In total, there were 30 articles included as part of the study. The positive responses concerning the three variables under consideration were as follows: self-directed learning—14; online learning—13; and mental health—9. The negative responses were self-directed learning—16; online learning—17; and mental health—21. These included returns were then ready for the later assessment to follow in the Discussion Section regarding whether they considered self-initiation of self-directed online learning or parental expectations concerning maintaining standardized expectations regarding the online learning of their children.

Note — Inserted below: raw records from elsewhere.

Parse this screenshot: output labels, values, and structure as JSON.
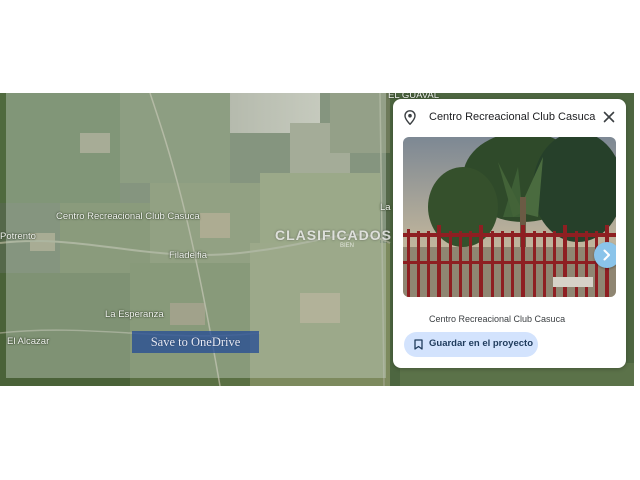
{
  "map": {
    "labels": {
      "el_guaval": "EL GUAVAL",
      "centro_recreacional": "Centro Recreacional Club Casuca",
      "potrento": "Potrento",
      "filadelfia": "Filadelfia",
      "la_esperanza": "La Esperanza",
      "el_alcazar": "El Alcazar",
      "la_partial": "La"
    },
    "watermark": "CLASIFICADOS",
    "watermark_sub": "BIEN",
    "onedrive_button": "Save to OneDrive"
  },
  "panel": {
    "title": "Centro Recreacional Club Casuca",
    "photo_caption": "Centro Recreacional Club Casuca",
    "save_button": "Guardar en el proyecto"
  },
  "colors": {
    "accent": "#d3e3fd",
    "carousel_button": "#8ac4ea",
    "fence": "#8e1f22"
  },
  "icons": [
    "location-pin-icon",
    "close-icon",
    "chevron-right-icon",
    "bookmark-icon"
  ]
}
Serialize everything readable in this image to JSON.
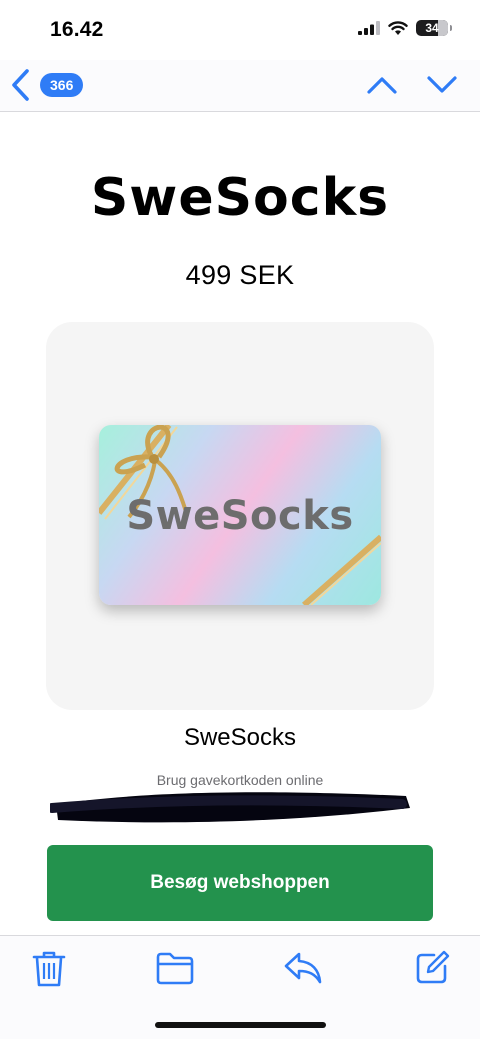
{
  "status_bar": {
    "time": "16.42",
    "battery_level": "34",
    "icons": [
      "signal-icon",
      "wifi-icon",
      "battery-icon"
    ]
  },
  "nav": {
    "back_icon": "chevron-left-icon",
    "unread_count": "366",
    "prev_icon": "chevron-up-icon",
    "next_icon": "chevron-down-icon",
    "accent_color": "#2f7cf6"
  },
  "email": {
    "brand_title": "SweSocks",
    "price": "499 SEK",
    "gift_card_text": "SweSocks",
    "merchant_name": "SweSocks",
    "code_label": "Brug gavekortkoden online",
    "code_value_redacted": true,
    "visit_button_label": "Besøg webshoppen",
    "button_color": "#23924d"
  },
  "toolbar": {
    "icons": [
      "trash-icon",
      "folder-icon",
      "reply-icon",
      "compose-icon"
    ]
  }
}
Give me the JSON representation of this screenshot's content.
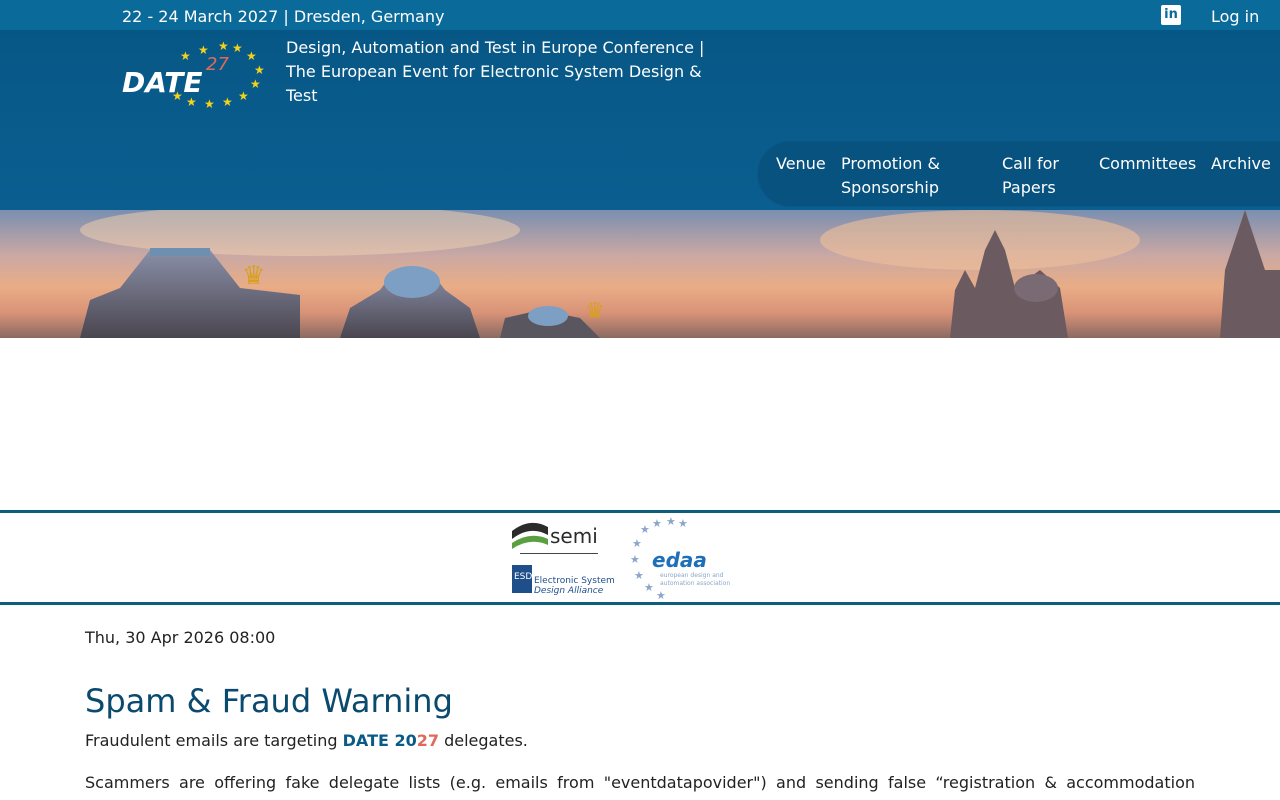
{
  "topbar": {
    "date_location": "22 - 24 March 2027 | Dresden, Germany",
    "linkedin_icon": "linkedin-icon",
    "login": "Log in"
  },
  "header": {
    "logo_text": "DATE",
    "logo_year": "27",
    "tagline": "Design, Automation and Test in Europe Conference | The European Event for Electronic System Design & Test"
  },
  "nav": {
    "items": [
      "Venue",
      "Promotion & Sponsorship",
      "Call for Papers",
      "Committees",
      "Archive"
    ]
  },
  "sponsors": {
    "semi": "semi",
    "esda_line1": "Electronic System",
    "esda_line2": "Design Alliance",
    "esda_mark": "ESDA",
    "edaa": "edaa",
    "edaa_sub1": "european design and",
    "edaa_sub2": "automation association"
  },
  "article": {
    "posted": "Thu, 30 Apr 2026 08:00",
    "title": "Spam & Fraud Warning",
    "intro_before": "Fraudulent emails are targeting ",
    "intro_date": "DATE 20",
    "intro_year": "27",
    "intro_after": " delegates.",
    "body": "Scammers are offering fake delegate lists (e.g. emails from \"eventdatapovider\") and sending false “registration & accommodation confirmation” emails (e.g. from XX) [image] or from a look-alike [.dt] zone) requesting credit card details."
  },
  "colors": {
    "topbar": "#0a6a9a",
    "header": "#075786",
    "nav": "#08527f",
    "title": "#0a4a6e",
    "accent_red": "#e06a5a",
    "star": "#f2d21b"
  }
}
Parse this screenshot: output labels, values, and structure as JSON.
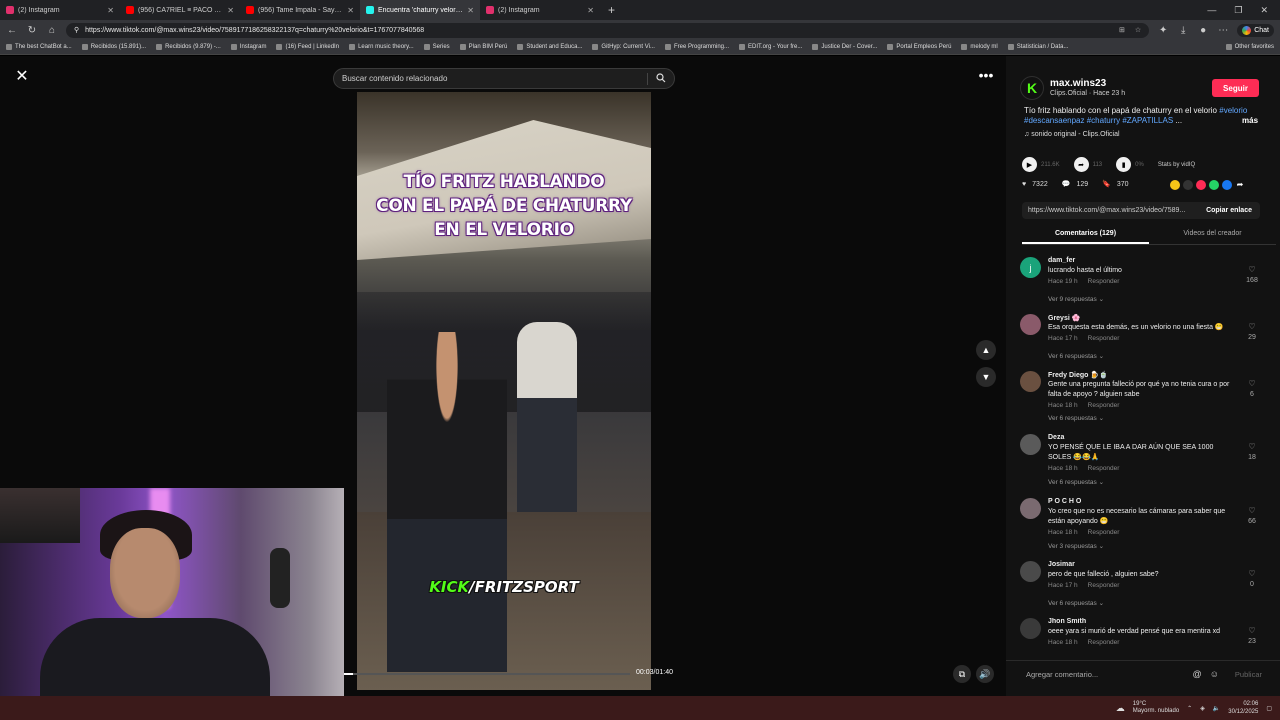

Of the articles assessed, 19 of the 30 (63.3%) articles have either all negative or all positive assessments of each of the three variables. Of these, 7 articles (23.3% of all articles) are entirely positive regarding self-direction, online learning, and mental health. The other 12 (40% of all articles) have completely negative assessments of each of self-direction, online learning, and mental health. For those articles that were neither all positive nor all negative in their assessment of self-directed learning, online learning, and mental health regarding public school students during COVID-19, 2 (6.7%) were positive with respect to both self-direction and the mental health of the public school students during COVID-19, but negative regarding online learning. A total of 2 (6.7%) found self-directed learning and online learning to both provide positive results during the pandemic but, at the same time, create poor mental health. No articles (0%) were positive towards online learning and mental health but negative regarding self-directed learning. There were 3 articles (10%) that were positive about self-directed learning but negative concerning both online learning and the student’s mental health; 4 (13.3%) judged online learning as positive but were negative about both self-direction and the mental health of public school students. There were no articles (0%) in which the authors were positive about the mental health of public school students but negative regarding both self-direction and online learning. The low percentages of articles with other than all positive or all negative assessments demonstrate that authors are more likely to be polarized one way or the other regarding the effect of this parameter containing each of these keywords.